Namun di era AI, jika produksi tidak lagi bergantung pada banyak tenaga kerja manusia, maka pekerjaan mungkin tidak lagi menjadi inti penggerak masyarakat— hal ini patut direnungkan, terutama bagi masyarakat yang terbiasa dengan “kompetisi yang menjenuhkan (over-competitive)”.
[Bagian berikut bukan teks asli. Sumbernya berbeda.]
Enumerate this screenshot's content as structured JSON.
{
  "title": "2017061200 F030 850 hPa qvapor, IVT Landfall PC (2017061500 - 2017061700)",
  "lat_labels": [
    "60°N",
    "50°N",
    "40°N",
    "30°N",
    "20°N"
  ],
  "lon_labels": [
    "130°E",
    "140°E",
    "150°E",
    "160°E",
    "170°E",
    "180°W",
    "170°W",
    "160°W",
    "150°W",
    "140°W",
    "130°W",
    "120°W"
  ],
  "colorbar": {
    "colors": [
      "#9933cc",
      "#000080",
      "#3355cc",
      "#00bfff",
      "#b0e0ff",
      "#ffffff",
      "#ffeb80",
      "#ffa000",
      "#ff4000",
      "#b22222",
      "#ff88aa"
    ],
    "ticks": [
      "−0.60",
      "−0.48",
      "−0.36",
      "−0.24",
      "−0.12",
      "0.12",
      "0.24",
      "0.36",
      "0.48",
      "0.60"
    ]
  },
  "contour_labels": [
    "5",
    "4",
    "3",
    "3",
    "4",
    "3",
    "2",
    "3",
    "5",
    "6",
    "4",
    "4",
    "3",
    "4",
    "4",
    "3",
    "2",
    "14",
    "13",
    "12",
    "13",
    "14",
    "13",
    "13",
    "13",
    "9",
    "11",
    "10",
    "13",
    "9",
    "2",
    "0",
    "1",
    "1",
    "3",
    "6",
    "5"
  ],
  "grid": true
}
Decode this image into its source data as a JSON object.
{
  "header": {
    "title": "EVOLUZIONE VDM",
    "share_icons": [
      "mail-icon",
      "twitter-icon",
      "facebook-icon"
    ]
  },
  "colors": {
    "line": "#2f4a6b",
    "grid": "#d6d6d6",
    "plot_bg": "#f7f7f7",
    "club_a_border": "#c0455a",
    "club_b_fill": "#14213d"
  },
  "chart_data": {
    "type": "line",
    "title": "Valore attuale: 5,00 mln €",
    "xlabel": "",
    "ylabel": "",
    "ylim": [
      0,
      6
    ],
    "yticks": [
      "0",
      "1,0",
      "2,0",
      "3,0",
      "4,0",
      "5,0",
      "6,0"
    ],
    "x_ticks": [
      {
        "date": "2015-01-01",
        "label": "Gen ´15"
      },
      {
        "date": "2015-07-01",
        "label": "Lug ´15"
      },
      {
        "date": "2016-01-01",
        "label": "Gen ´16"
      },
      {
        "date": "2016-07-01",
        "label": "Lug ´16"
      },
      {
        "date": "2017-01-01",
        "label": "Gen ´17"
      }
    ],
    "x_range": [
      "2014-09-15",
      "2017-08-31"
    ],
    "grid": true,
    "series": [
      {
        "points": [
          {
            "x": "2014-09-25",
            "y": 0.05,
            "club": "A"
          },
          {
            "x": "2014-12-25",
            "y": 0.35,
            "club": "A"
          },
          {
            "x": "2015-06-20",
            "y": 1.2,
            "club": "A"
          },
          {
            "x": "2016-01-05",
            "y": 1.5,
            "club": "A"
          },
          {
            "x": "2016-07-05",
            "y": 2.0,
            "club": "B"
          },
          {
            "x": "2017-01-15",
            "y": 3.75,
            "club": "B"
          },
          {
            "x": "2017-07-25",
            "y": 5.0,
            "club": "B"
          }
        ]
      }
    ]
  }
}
Pekerjaan tidak lagi terikat erat dengan hal-hal seperti pencapaian, rasa aman, dan identitas sosial. Maka, bagi banyak orang, masalah yang sebenarnya berubah menjadi: ketika pekerjaan tidak lagi diperlukan, bagaimana kita mendefinisikan nilai diri kita?
Seperti yang ditulis penulis Inggris Alain de Botton dalam buku “In Praise of Work”, “pekerjaan mungkin tidak mendatangkan kebahagiaan, tetapi ia membuat kita terhindar dari jurang kehampaan yang lebih dalam.”
Posisi yang diciptakan baru karena AI adalah untuk orang-orang seperti ini.